この人事では、トップの座だけでなく代表権の配置も組み替えられた。それまで代表取締役会長として最高経営責任者を務めていた永守重信は、代表権を残したまま新設の代表取締役グローバルグループ代表に就き、成長の要と位置づける海外M&Aを引き続き主導する立場に回った[6]。一方、社長兼最高執行責任者だった小部博志は、代表権のない取締役会長へ退いた。永守会長が直ちに経営の第一線から去るのではなく、代表権を保持しながら岸田社長と並走する体制が採られた点に、この事業承継の特徴があった。

「第2の永守」の断念と集団指導体制

ニデックは交代の狙いを、「2030年売上高10兆円の達成および当社グループの持続的な成長に向けて、安定した経営継承を行い、新経営体制へ移行することで、グループ経営・グループガバナンスの一層の強化充実を図る」ことにあると説明した。強調されたのは、一人の傑出した後継者への一気の交代ではなく、安定した継承と体制移行であった。実際、新体制は岸田社長を核としつつ、営業・生産・技術・管理の各分野に強みを持つ幹部が支える集団指導体制として構想された[7]

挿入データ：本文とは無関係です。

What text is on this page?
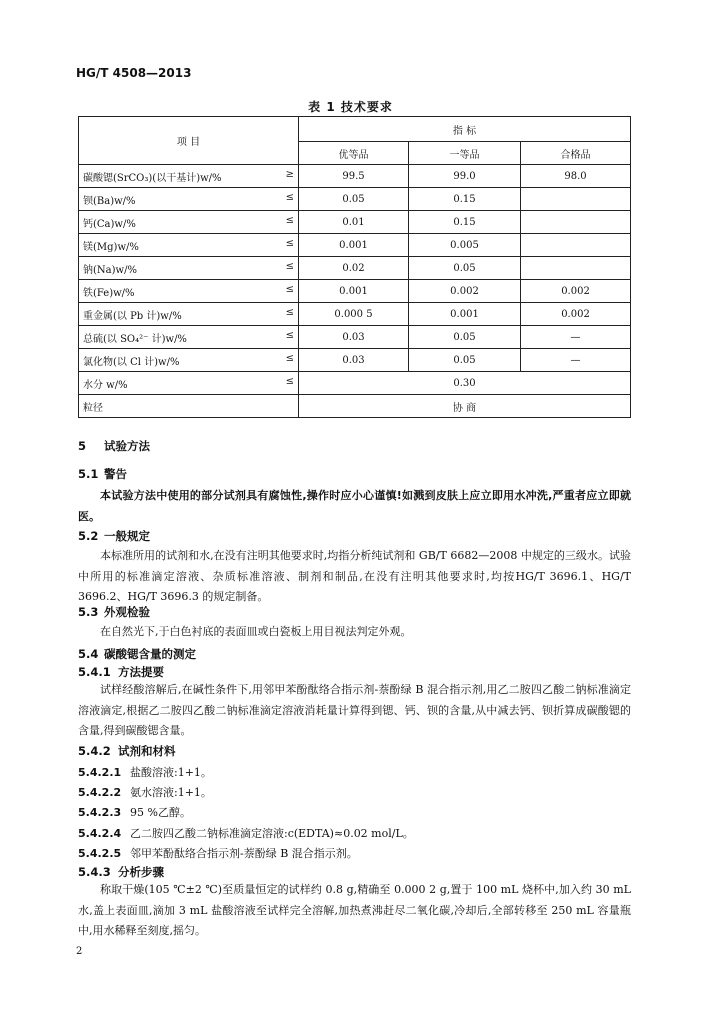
HG/T 4508—2013
表 1 技术要求
项 目	指 标		
	优等品	一等品	合格品

碳酸锶(SrCO₃)(以干基计)w/% ≥	99.5	99.0	98.0

钡(Ba)w/% ≤	0.05	0.15	

钙(Ca)w/% ≤	0.01	0.15	

镁(Mg)w/% ≤	0.001	0.005	

钠(Na)w/% ≤	0.02	0.05	

铁(Fe)w/% ≤	0.001	0.002	0.002

重金属(以 Pb 计)w/% ≤	0.000 5	0.001	0.002

总硫(以 SO₄²⁻ 计)w/% ≤	0.03	0.05	—

氯化物(以 Cl 计)w/% ≤	0.03	0.05	—

水分 w/% ≤	0.30		
粒径	协 商		
5 试验方法
5.1 警告
本试验方法中使用的部分试剂具有腐蚀性,操作时应小心谨慎!如溅到皮肤上应立即用水冲洗,严重者应立即就医。
5.2 一般规定
本标准所用的试剂和水,在没有注明其他要求时,均指分析纯试剂和 GB/T 6682—2008 中规定的三级水。试验中所用的标准滴定溶液、杂质标准溶液、制剂和制品,在没有注明其他要求时,均按HG/T 3696.1、HG/T 3696.2、HG/T 3696.3 的规定制备。
5.3 外观检验
在自然光下,于白色衬底的表面皿或白瓷板上用目视法判定外观。
5.4 碳酸锶含量的测定
5.4.1 方法提要
试样经酸溶解后,在碱性条件下,用邻甲苯酚酞络合指示剂-萘酚绿 B 混合指示剂,用乙二胺四乙酸二钠标准滴定溶液滴定,根据乙二胺四乙酸二钠标准滴定溶液消耗量计算得到锶、钙、钡的含量,从中减去钙、钡折算成碳酸锶的含量,得到碳酸锶含量。
5.4.2 试剂和材料
5.4.2.1 盐酸溶液:1+1。
5.4.2.2 氨水溶液:1+1。
5.4.2.3 95 %乙醇。
5.4.2.4 乙二胺四乙酸二钠标准滴定溶液:c(EDTA)≈0.02 mol/L。
5.4.2.5 邻甲苯酚酞络合指示剂-萘酚绿 B 混合指示剂。
5.4.3 分析步骤
称取干燥(105 ℃±2 ℃)至质量恒定的试样约 0.8 g,精确至 0.000 2 g,置于 100 mL 烧杯中,加入约 30 mL 水,盖上表面皿,滴加 3 mL 盐酸溶液至试样完全溶解,加热煮沸赶尽二氧化碳,冷却后,全部转移至 250 mL 容量瓶中,用水稀释至刻度,摇匀。
2
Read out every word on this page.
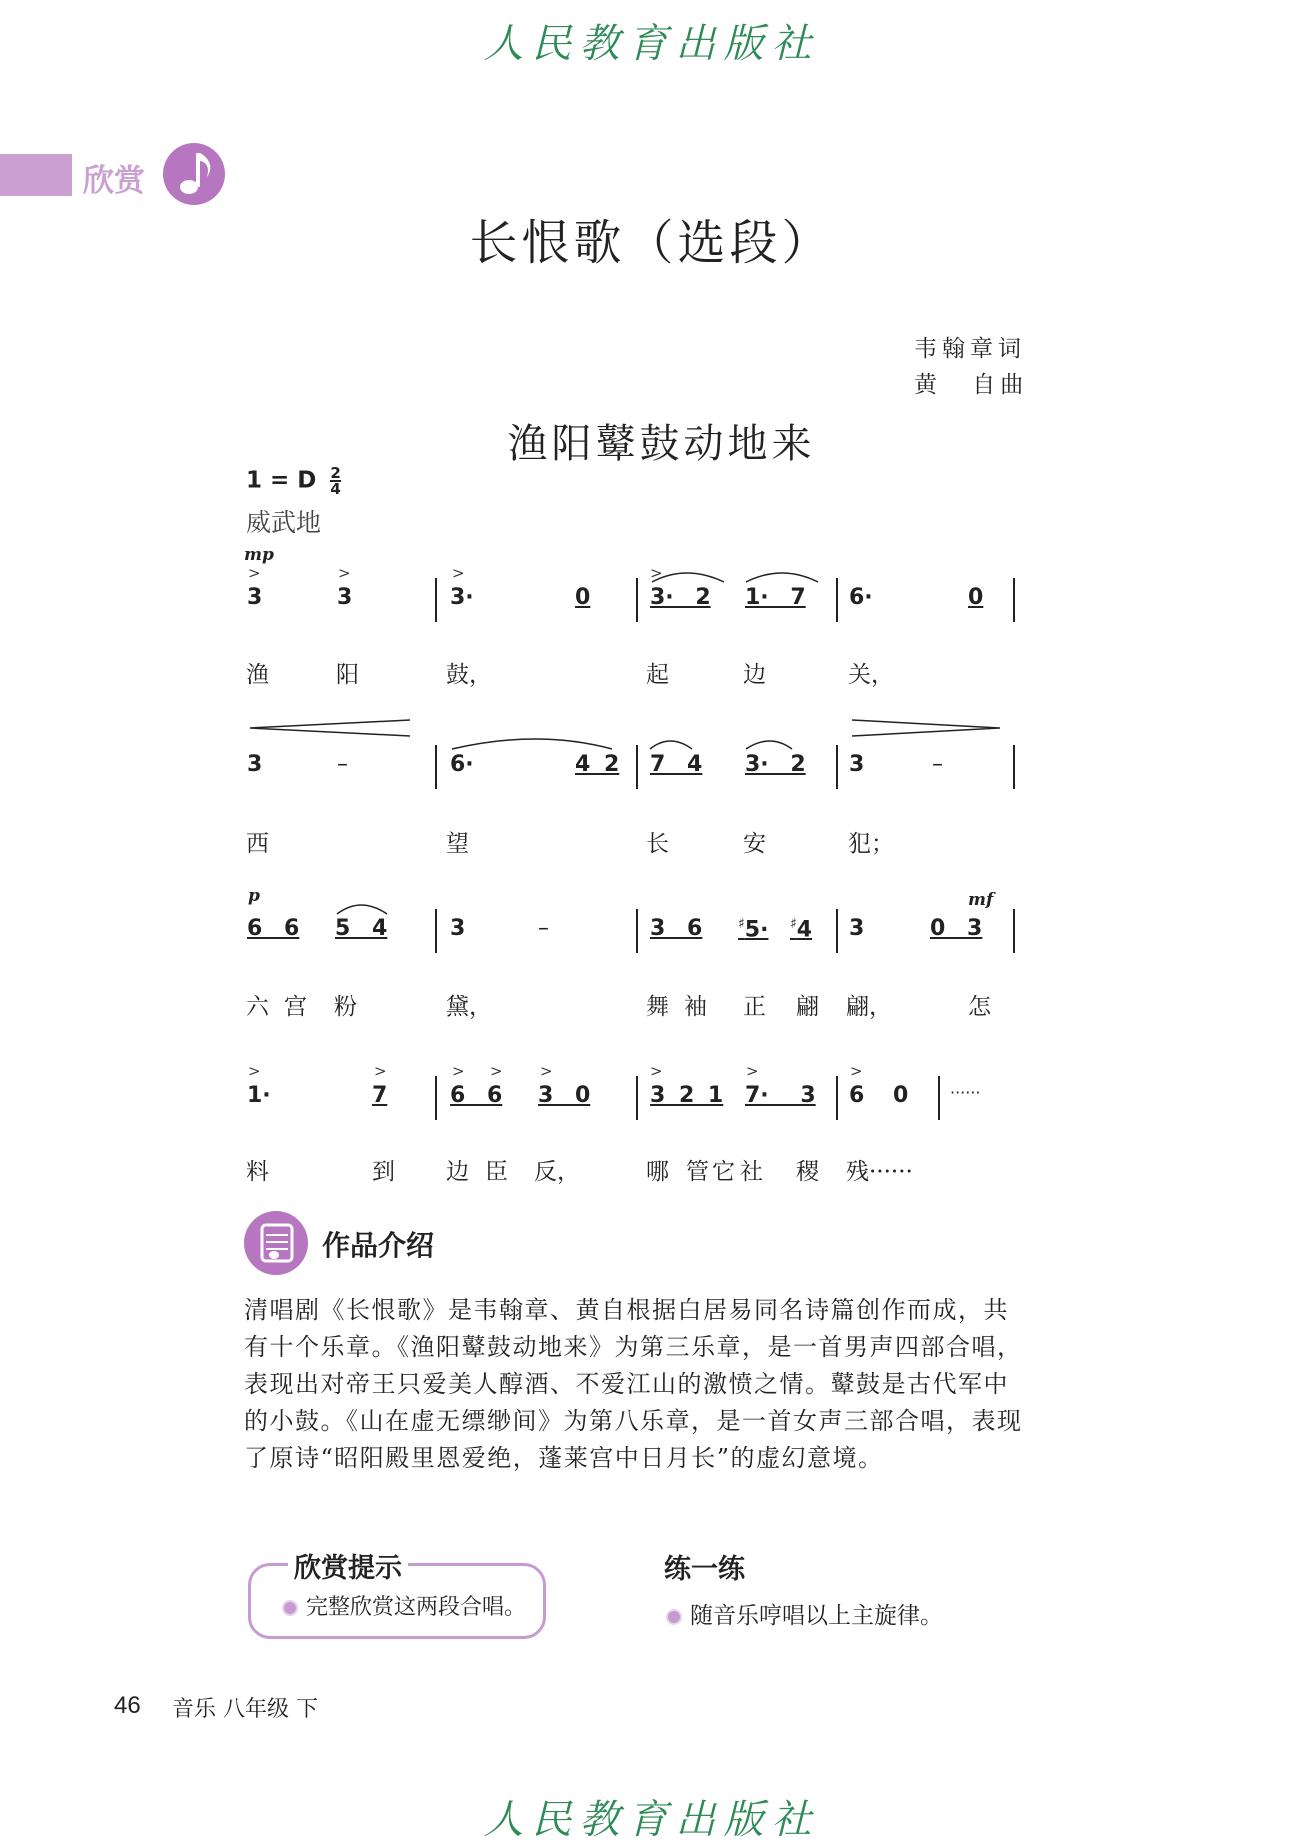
人民教育出版社
人民教育出版社
欣赏
长恨歌（选段）
韦翰章词
黄 自曲
渔阳鼙鼓动地来
1 = D $\frac{2}{4}$
威武地
mp
>	>	>	>
3	3	3·	0	3· 2 1· 7 6·	0
渔	阳	鼓，	起	边	关，
3	–	6·	4 2 7 4 3· 2 3	–
西	望	长	安	犯；
p	mf
6 6 5 4	3	–	3 6	♯5· ♯4 3	0 3
六 宫 粉	黛，	舞 袖 正 翩 翩，	怎
>	>	> > >	>	>	>
1·	7	6 6 3 0	3 2 1 7· 3 6 0	······
料	到 边 臣 反，	哪 管 它 社 稷 残······
作品介绍
清唱剧《长恨歌》是韦翰章、黄自根据白居易同名诗篇创作而成，共有十个乐章。《渔阳鼙鼓动地来》为第三乐章，是一首男声四部合唱，表现出对帝王只爱美人醇酒、不爱江山的激愤之情。鼙鼓是古代军中的小鼓。《山在虚无缥缈间》为第八乐章，是一首女声三部合唱，表现了原诗“昭阳殿里恩爱绝，蓬莱宫中日月长”的虚幻意境。
欣赏提示
完整欣赏这两段合唱。
练一练
随音乐哼唱以上主旋律。
46 音乐 八年级 下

この選択の背景には、外部から迎えた経営者に自らの経営を再現させようとして失敗を重ねた末に、永守会長が「第2の永守」を一人に求める路線を手放したことがあったとみられる。80歳を目前に控えた創業者にとって、後継の焦点は自分と同型のカリスマを見つけることから、複数の幹部が支え合う安定した仕組みへと移っていた。社長は一定期間で交代して会長として次を支えるという、京セラの人事サイクルを参考にした発想も報じられており、個人依存を薄めていく方向がうかがえた[8]

結果

内部登用への転換と、二頭体制のその後

岸田光哉は予定どおり2024年4月1日付で社長執行役員(最高経営責任者)に就き、同年6月18日付で代表取締役社長執行役員となった[9]。外部の経営者をいきなりトップに据えては短期で去られてきたそれまでの繰り返しに対し、今回は副社長として社内で1年余りの選抜を経た人物への登用であり、外部招聘から社内選抜へと後継の作法を切り替えた点で、従来とは性格が異なる交代となった。もっとも岸田社長はソニー出身で入社から日が浅く、純然たる生え抜きではないという評価も残り、創業者の企業文化をどこまで引き継ぎ、また刷新するかが問われる船出であった。

代表権を持つ創業者が並走するこの二頭体制は、後継社長がどこまで独自の判断を行えるかという論点を残したが、その構図はおよそ2年で大きく動くことになる。2025年に不適切会計の疑いが表面化して調査が続くなか、永守重信は2025年12月19日付で代表取締役グローバルグループ代表と取締役を辞任し、非常勤の名誉会長へ退いた[10]。取締役会議長も岸田社長が引き継ぎ、代表権をめぐる二頭体制は解消された。事業承継として設計された枠組みは、当初想定とは異なる経緯を経ながらも、結果として経営の実権を岸田社長へ集約させる方向へ進んだ。